Senti que ele dizia a verdade e que devia perdoá-lo e que, mesmo que ele voltasse a discutir no minuto seguinte, deveria perdoá-lo novamente. Reconciliamo-nos e choramos os dois durante todo o tempo que lá estive. Não só de tristeza, mas também porque tinha pena de que o Linton tivesse aquela natureza tortuosa. Ele nunca deixará os seus amigos sossegados e nem ele próprio terá alguma vez sossego!

--Desde aquela noite, passamos a encontrar-nos sempre na tal saleta, pois o pai dele regressou no dia seguinte.
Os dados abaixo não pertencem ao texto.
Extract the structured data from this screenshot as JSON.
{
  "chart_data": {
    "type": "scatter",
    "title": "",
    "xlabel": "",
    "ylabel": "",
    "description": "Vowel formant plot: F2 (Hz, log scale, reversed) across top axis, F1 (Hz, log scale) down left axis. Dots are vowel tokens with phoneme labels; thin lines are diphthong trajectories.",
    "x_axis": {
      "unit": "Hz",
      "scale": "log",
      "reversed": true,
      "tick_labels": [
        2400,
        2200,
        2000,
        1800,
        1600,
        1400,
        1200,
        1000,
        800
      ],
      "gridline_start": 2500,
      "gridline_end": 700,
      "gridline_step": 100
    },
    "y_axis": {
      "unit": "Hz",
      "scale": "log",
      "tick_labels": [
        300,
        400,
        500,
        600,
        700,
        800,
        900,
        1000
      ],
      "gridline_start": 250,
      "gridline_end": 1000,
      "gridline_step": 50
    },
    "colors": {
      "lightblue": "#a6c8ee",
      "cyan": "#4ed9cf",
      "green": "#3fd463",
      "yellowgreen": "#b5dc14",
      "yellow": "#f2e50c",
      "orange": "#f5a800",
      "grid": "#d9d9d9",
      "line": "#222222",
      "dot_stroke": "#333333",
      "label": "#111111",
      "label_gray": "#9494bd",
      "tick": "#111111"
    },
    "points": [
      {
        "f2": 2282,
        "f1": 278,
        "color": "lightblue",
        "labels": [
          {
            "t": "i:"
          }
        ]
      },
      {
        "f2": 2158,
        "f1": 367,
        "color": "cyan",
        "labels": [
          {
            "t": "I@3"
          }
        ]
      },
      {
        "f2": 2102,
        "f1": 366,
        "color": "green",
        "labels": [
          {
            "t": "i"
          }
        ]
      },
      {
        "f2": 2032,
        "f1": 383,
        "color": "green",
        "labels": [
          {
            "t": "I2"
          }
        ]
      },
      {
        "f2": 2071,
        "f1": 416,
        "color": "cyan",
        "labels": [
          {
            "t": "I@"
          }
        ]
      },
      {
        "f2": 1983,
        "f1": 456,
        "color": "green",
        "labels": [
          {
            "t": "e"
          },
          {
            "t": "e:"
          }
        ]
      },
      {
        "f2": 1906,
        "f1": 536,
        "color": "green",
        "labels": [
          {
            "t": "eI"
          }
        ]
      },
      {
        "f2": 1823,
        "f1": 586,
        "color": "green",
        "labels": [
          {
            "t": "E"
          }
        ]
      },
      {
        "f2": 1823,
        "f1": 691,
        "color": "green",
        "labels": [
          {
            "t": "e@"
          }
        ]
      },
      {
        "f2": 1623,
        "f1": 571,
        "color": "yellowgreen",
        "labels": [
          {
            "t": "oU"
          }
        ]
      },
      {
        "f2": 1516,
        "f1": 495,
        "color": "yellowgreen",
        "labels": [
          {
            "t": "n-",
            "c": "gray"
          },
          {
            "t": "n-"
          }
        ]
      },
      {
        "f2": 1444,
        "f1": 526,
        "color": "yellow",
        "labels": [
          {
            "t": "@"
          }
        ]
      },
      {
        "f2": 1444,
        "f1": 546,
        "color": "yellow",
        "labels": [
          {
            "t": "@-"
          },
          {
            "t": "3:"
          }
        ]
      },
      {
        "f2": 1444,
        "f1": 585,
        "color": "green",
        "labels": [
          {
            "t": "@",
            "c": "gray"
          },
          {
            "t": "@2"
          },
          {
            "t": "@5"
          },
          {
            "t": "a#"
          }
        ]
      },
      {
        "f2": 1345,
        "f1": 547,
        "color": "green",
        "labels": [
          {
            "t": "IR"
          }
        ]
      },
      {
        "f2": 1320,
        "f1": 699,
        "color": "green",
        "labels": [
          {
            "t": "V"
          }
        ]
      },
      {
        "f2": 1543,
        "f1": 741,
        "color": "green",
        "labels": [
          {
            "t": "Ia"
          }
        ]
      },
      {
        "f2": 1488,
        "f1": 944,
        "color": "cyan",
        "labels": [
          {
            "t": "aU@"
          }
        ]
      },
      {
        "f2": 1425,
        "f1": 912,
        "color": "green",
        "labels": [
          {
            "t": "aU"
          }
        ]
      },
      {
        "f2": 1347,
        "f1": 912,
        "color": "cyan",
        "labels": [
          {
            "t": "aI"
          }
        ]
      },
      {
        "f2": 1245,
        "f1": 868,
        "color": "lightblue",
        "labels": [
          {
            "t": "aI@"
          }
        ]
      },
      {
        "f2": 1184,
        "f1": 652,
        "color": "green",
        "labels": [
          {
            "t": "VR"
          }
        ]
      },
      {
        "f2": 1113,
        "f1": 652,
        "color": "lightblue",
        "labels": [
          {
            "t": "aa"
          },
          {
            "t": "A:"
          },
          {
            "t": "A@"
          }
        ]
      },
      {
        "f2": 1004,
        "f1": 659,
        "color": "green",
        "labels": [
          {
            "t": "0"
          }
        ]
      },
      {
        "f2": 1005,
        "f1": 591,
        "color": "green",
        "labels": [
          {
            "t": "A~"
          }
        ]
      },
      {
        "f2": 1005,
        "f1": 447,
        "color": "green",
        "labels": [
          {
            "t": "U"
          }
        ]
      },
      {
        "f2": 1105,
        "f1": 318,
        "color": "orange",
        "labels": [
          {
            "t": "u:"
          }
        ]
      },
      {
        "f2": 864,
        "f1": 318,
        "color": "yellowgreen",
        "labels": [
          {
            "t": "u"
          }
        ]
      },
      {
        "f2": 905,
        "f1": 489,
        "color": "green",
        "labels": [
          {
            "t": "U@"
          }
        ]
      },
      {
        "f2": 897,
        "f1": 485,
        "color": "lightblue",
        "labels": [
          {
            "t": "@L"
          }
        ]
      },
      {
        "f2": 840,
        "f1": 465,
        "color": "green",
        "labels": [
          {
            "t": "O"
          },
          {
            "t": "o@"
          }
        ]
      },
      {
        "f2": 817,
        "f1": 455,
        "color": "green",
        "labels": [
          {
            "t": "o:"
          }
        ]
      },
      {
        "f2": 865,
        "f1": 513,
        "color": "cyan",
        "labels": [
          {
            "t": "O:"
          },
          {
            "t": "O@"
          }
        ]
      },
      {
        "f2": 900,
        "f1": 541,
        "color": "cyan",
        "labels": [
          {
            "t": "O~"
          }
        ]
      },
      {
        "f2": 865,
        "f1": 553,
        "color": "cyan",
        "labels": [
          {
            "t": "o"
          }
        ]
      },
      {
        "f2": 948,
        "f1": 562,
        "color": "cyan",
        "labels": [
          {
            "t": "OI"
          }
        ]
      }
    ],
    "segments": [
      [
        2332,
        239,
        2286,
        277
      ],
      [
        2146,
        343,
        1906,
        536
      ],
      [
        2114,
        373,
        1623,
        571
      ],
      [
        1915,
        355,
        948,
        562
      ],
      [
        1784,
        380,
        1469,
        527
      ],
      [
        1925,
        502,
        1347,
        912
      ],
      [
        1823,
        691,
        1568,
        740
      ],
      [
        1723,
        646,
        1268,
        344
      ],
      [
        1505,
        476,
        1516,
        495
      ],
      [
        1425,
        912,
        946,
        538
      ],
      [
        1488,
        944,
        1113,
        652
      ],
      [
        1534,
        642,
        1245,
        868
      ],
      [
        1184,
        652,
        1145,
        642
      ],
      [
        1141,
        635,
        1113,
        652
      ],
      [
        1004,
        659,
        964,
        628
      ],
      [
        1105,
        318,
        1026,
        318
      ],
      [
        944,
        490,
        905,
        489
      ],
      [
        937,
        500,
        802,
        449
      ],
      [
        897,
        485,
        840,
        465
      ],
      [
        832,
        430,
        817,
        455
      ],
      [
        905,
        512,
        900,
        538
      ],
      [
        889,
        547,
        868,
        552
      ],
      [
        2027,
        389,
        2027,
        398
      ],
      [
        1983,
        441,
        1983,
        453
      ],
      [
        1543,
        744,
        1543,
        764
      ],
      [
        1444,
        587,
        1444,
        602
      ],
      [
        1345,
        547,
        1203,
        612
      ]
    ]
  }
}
Só três vezes, salvo erro, estivemos contentes e felizes desde o nosso primeiro encontro; o resto das minhas visitas foram fatigantes e conturbadas, ora devido ao seu egoísmo e ódio, ora por causa dos seus sofrimentos. Mas uma coisa eu aprendi: a suportar o seu feitio com quase com tão pouco ressentimento como a sua doença.

--Mr. Heathcliff evita-me propositadamente. Quase nunca o vi. No último domingo, cheguei mais cedo e ouvi-o injuriar o pobre do Linton de forma cruel, pela maneira como se tinha portado na noite anterior. Não vejo como é que ele pode ter sabido, a menos que tenha escutado atrás da porta. O Linton tinha-se portado de forma irreverente; contudo, o problema era só meu. Interrompi o sermão de Mr. Heathcliff quando entrei e disse-lhe isso mesmo. Mr. Heathcliff soltou uma gargalhada e retirou-se, dizendo que se alegrava por eu encarar o assunto por esse prisma. A partir daí, disse ao Linton que deveria proferir em voz baixa as suas palavras mais azedas.

--Pronto, Ellen, agora já sabes tudo e não me podem impedir de ir ao Alto dos Vendavais, a não ser que queiram tornar duas pessoas infelizes e, se não contares nada ao papá, as minhas visitas não perturbarão a tranquilidade de ninguém. Não lhe vais contar, pois não? Serias muito má se o fizesses.

--Amanhã lhe darei a resposta, Miss Catherine --disse eu.

--Isto requer algum estudo pelo que a vou deixar repousar enquanto reflito sobre o que me pediu.

Refleti de facto, mas em voz alta e na presença do meu patrão, pois fui diretamente do quarto dela para o dele e contei-lhe toda a história, excepto as conversas de Miss Catherine com o primo, e também não mencionei o Hareton.

Mr. Linton ficou talvez mais alarmado e angustiado do que deixou transparecer. Na manhã seguinte, Catherine soube que eu a tinha traído e que as suas visitas secretas iam acabar.

Chorou e debateu-se em vão contra a interdição e implorou ao pai que tivesse piedade do Linton. Tudo o que conseguiu foi a promessa de que Mr. Linton escreveria ao sobrinho autorizando-o a vir à Granja sempre que desejasse e explicando-lhe que não veria nunca mais Miss Catherine no Alto dos Vendavais. Tivesse ele conhecimento do carácter e do estado de saúde do sobrinho, e talvez tivesse achado conveniente nem sequer conceder a Catherine essa pequena consolação.